One famous example of his practical work is his intervention for the documenta 7 in 1982: over the course of several years, Beuys, with the help of volunteers, planted 7000 acorns in Kassel. Would you say this was a way of putting into practice his famous dictum "Everyone is an artist" in the sense that anyone can plant a tree, so everyone can help shape political and social life? 
Yes, definitely. As banal as it may sound, "Everyone is an artist" is incredibly profound. The first word is "everyone". That includes every human being on the planet, whatever their gender, skin colour or cultural background. People aren’t called upon to become artists, to develop into artists: they are artists. What does that mean? But if every human being is an artist, what does that really mean? It can’t possibly mean an artist in the conventional sense, i.e. someone who’s brilliant at drawing, writing or doing theatre. What it means is something every human being has inside them, namely the creative powers and potential to be creatively active. Beuys ties human beings and their ability to think into the creative process and the potential to act. He assumes that all human beings have these capacities, even if they often don’t even know they possess them. So we need to find a way to enable every human being to unlock this inner potential without any impediments.

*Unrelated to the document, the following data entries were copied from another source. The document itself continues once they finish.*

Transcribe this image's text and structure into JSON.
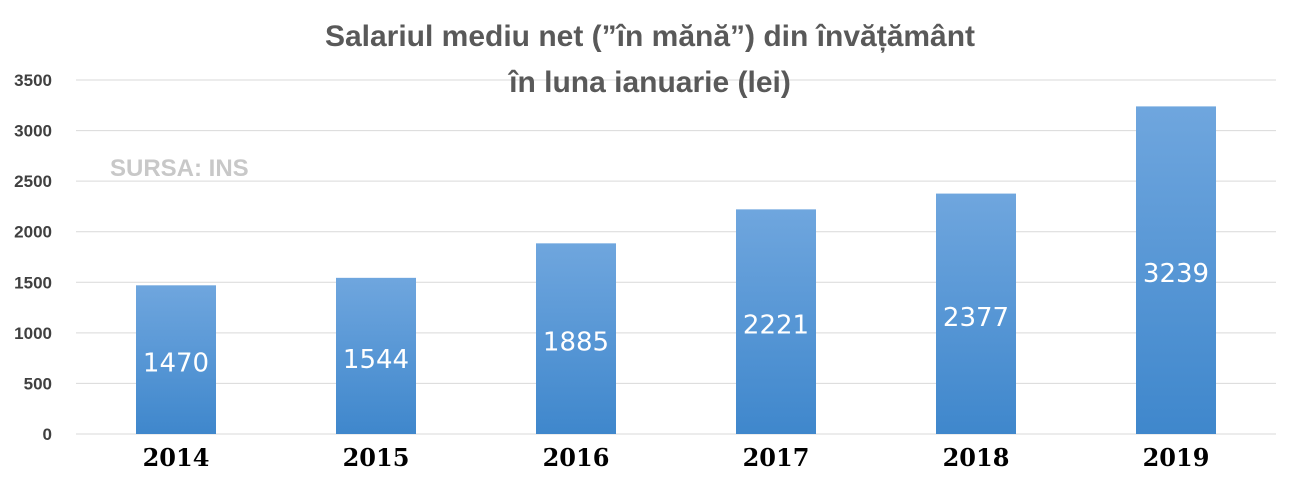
{
  "chart_data": {
    "type": "bar",
    "title": [
      "Salariul mediu net (”în mănă”) din învățământ",
      "în luna ianuarie (lei)"
    ],
    "source_note": "SURSA: INS",
    "categories": [
      "2014",
      "2015",
      "2016",
      "2017",
      "2018",
      "2019"
    ],
    "values": [
      1470,
      1544,
      1885,
      2221,
      2377,
      3239
    ],
    "ylim": [
      0,
      3500
    ],
    "yticks": [
      0,
      500,
      1000,
      1500,
      2000,
      2500,
      3000,
      3500
    ],
    "grid": true,
    "legend": "none",
    "colors": {
      "bar_top": "#6fa6de",
      "bar_bottom": "#3f87cc",
      "grid": "#d9d9d9"
    }
  }
}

The idea is to start taking action without waiting for someone to tell us to. A good modern-day example is Greta Thunberg, who has shown how far such an initiative can go.

Eugen Blume

A schoolgirl sitting in front of parliament with a sign in her hand and going on strike against climate change – a simple gesture that has given rise to a big movement. This example shows that every individual has more power within them than they think, and need only find the courage to use it.
Beuys had great faith not only in people, but also in nature, which he conceived of as a subject. This has already become a reality in a few countries, such as Ecuador, where nature is conceived of as a legal person and is granted rights on that basis. To what extent did Beuys address the question of what would happen if animals and nature itself were to be granted rights of their own?
Animals appeared in Beuys's work early on. In the 1950s, when he was still doing conventional sculptures and drawings, his works featured a whole menagerie of animals, especially deer and hares. But Beuys soon became convinced that these traditional forms and sculptures were no longer the right media to really make a difference. Which is why he went into teaching and politics. In 1967, he founded the "German Students’ Party", most of whose members were animals.

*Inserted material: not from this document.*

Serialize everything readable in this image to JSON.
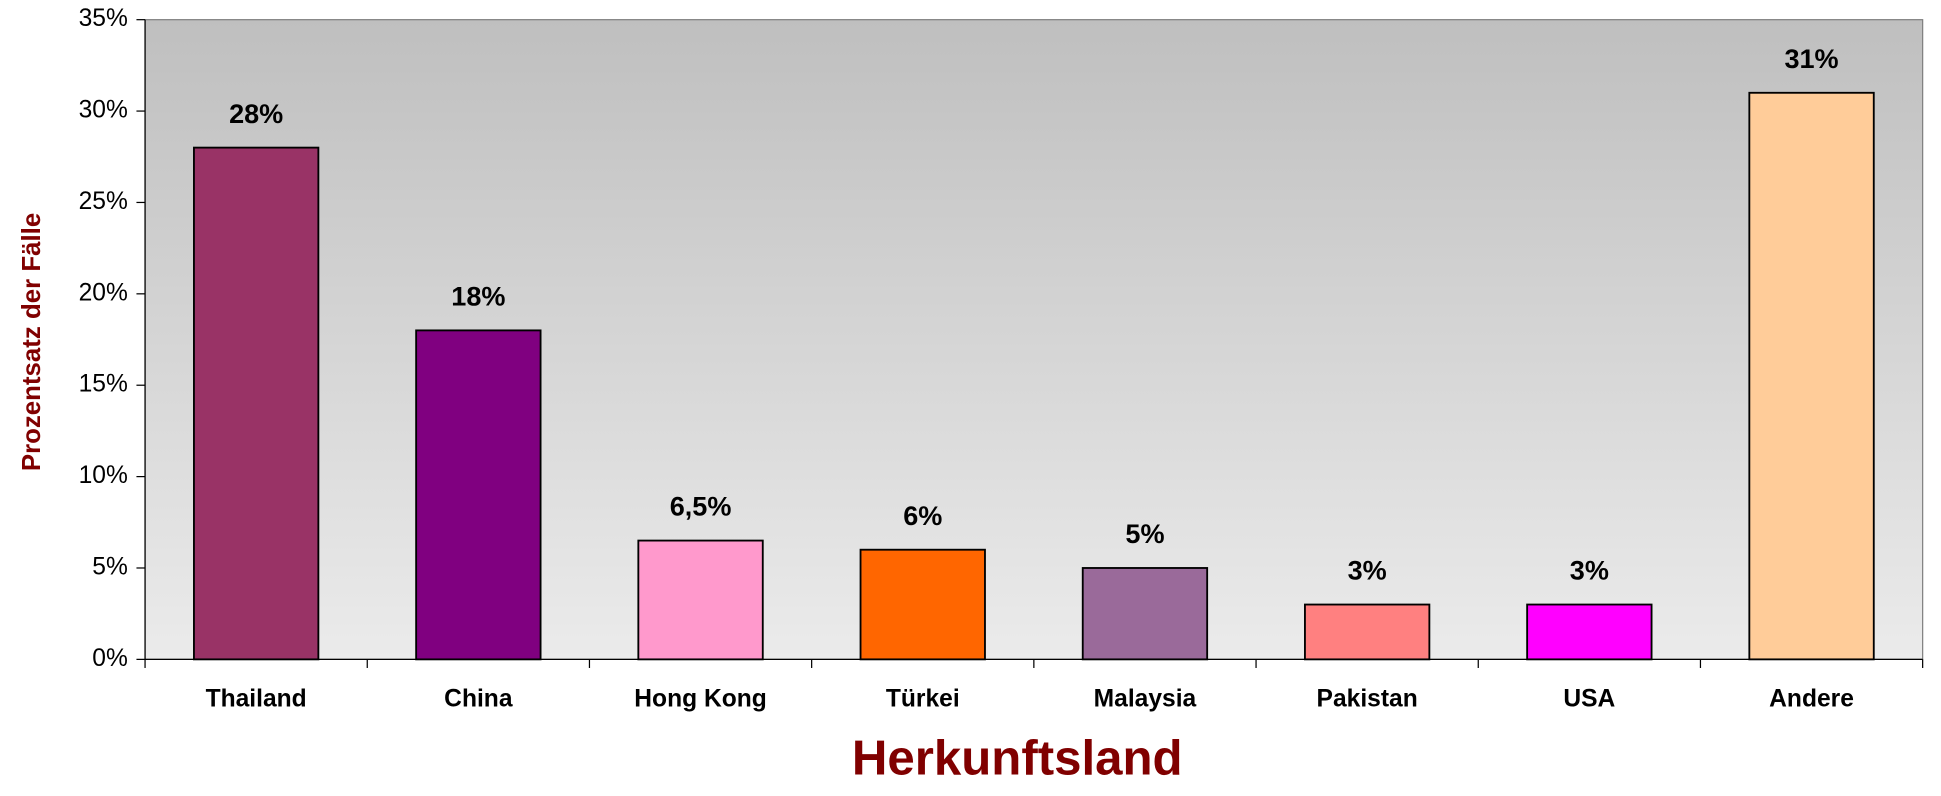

The fact that he regarded animals as regular members of a political party goes to show that very early on Beuys called for legal standing to be granted to all living beings, including animals and even plants.

Eugen Blume

Take present-day deforestation in Brazil, for example: what if every tree had legal standing, and felling such gigantic trees were tantamount to murder and liable to prosecution by the justice system? Then we’d really have a way to combat such madness.
You’ve curated Beuys exhibitions and you wrote your dissertation in college about the artist. What do you still find fascinating about him?
His idea that art is the only way of reforming society. At the time I thought to myself: My God, he must be a madman! But this way of using art to rethink society and the world has never left me since. Beuys remains an exceptional figure in this regard. No other artist has pushed the boundaries as far as he has.


About the interviewee

Eugen Blume Photo (detail): private Professor Blume served as the director of the Nationalgalerie at the Hamburger Bahnhof – Museum für Gegenwart – in Berlin till 2016. He is now curator of the Marx Collection and honorary professor at the Braunschweig Art Academy. He is the current head of the beuys 2021 project of the State of North Rhine-Westphalia in association with Heinrich Heine University in Düsseldorf.